The campaigns are requiring field staffers to wear masks, stand six feet from doors after knocking on them, and use hand sanitizer after touching any surfaces.
They must also confirm they don’t have any symptoms of COVID-19 and have had no contact with suspected or confirmed COVID-19 cases before they begin the canvassing.
COVID-19 is the disease caused by the CCP (Chinese Communist Party) virus.
Republicans have been knocking on doors for weeks. The National Republican Senatorial Committee said earlier this month that it was building a voter-contact effort that included 1,000 field staffers.
Democrats running in national, state, and local elections for the most part avoided in-person canvassing this year because of the COVID-19 pandemic.
Democrats have held smaller, more limited events while many Republicans, including President Donald Trump, have held expanded rallies in recent months.

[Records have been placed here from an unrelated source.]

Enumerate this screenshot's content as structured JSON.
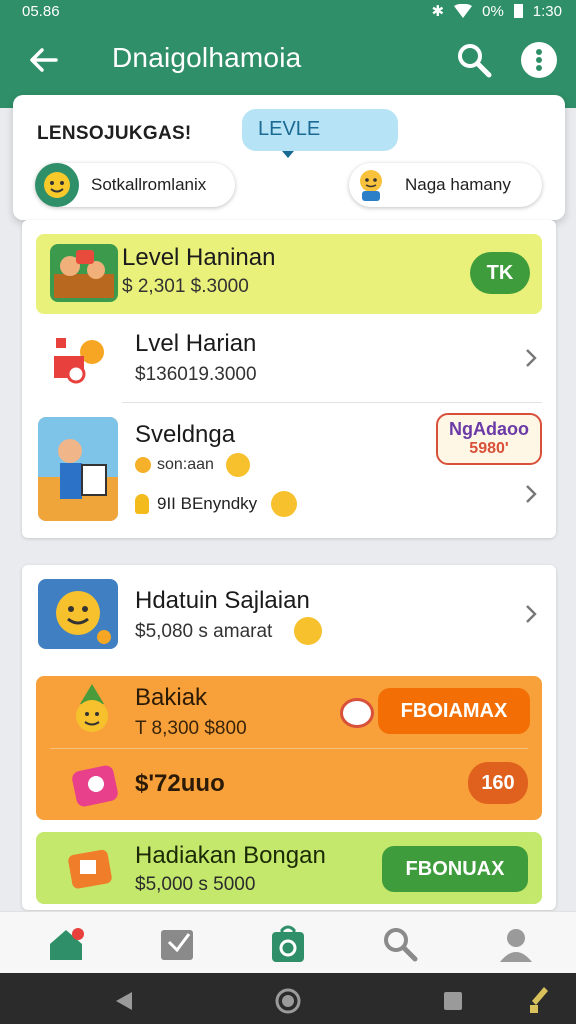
{
  "status_bar": {
    "time_left": "05.86",
    "battery": "0%",
    "time_right": "1:30"
  },
  "app_bar": {
    "title": "Dnaigolhamoia",
    "back_icon": "arrow-left-icon",
    "search_icon": "search-icon",
    "more_icon": "more-vert-icon"
  },
  "header": {
    "label": "LENSOJUKGAS!",
    "level_pill": "LEVLE",
    "chip_left": "Sotkallromlanix",
    "chip_right": "Naga hamany"
  },
  "list1": [
    {
      "name": "Level Haninan",
      "price": "$ 2,301 $.3000",
      "badge": "TK"
    },
    {
      "name": "Lvel Harian",
      "price": "$136019.3000"
    },
    {
      "name": "Sveldnga",
      "sub": "son:aan",
      "note": "9II BEnyndky",
      "promo": "NgAdaoo",
      "promo_price": "5980'"
    }
  ],
  "list2": [
    {
      "name": "Hdatuin Sajlaian",
      "price": "$5,080 s amarat"
    },
    {
      "name": "Bakiak",
      "price": "T 8,300 $800",
      "button": "FBOIAMAX"
    },
    {
      "name": "$'72uuo",
      "badge": "160"
    },
    {
      "name": "Hadiakan Bongan",
      "price": "$5,000 s 5000",
      "button": "FBONUAX"
    }
  ],
  "colors": {
    "brand": "#2f8f68",
    "yellow_row": "#e9f17a",
    "orange_row": "#f8a13a",
    "lime_row": "#c4e86b",
    "button_green": "#3f9c3c",
    "button_orange": "#f36f06"
  },
  "bottom_nav": [
    "home-icon",
    "bookmark-icon",
    "shop-bag-icon",
    "search-people-icon",
    "profile-icon"
  ]
}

Vice President Mike Pence headlined one rally last week, urging Georgians to vote for Sens. David Perdue (R-Ga.) and Kelly Loeffler (R-Ga.).
Republicans have won 50 Senate seats in the next Congress. Democrats have won 48. Both Georgia seats are up for grabs in the January 2021 runoffs, setting up a showdown for control of the congressional chamber.
Democrats’ path is more difficult, but not impossible. They must win both races and the White House. The vice president can cast tiebreaking votes in the Senate.
Ossoff, 33, is a filmmaker who is taking another crack at a campaign after failing to win a special election for Georgia’s 6th Congressional District in 2017. He is vying to unseat Perdue, a first-term lawmaker who received about 90,000 more votes than his challenger, just missing the threshold to avoid a runoff.
Warnock, 51, is the senior pastor at Ebenezer Baptist Church in Atlanta. He’s trying to win a seat held by Loeffler, who was sworn in earlier this year after an appointment by Georgia Gov. Brian Kemp, a Republican, to replace retiring Sen. Johnny Isakson (R-Ga.).
Warnock received more votes in the so-called jungle election to fill the rest of Isakson’s term but the combined vote total of Loeffler and Rep. Doug Collins (R-Ga.), who finished third, would be enough to give Loeffler the edge if replicated in January.
Nearly 800,000 people have already requested absentee, or mail-in, ballots, the Georgia secretary of state’s office said this week.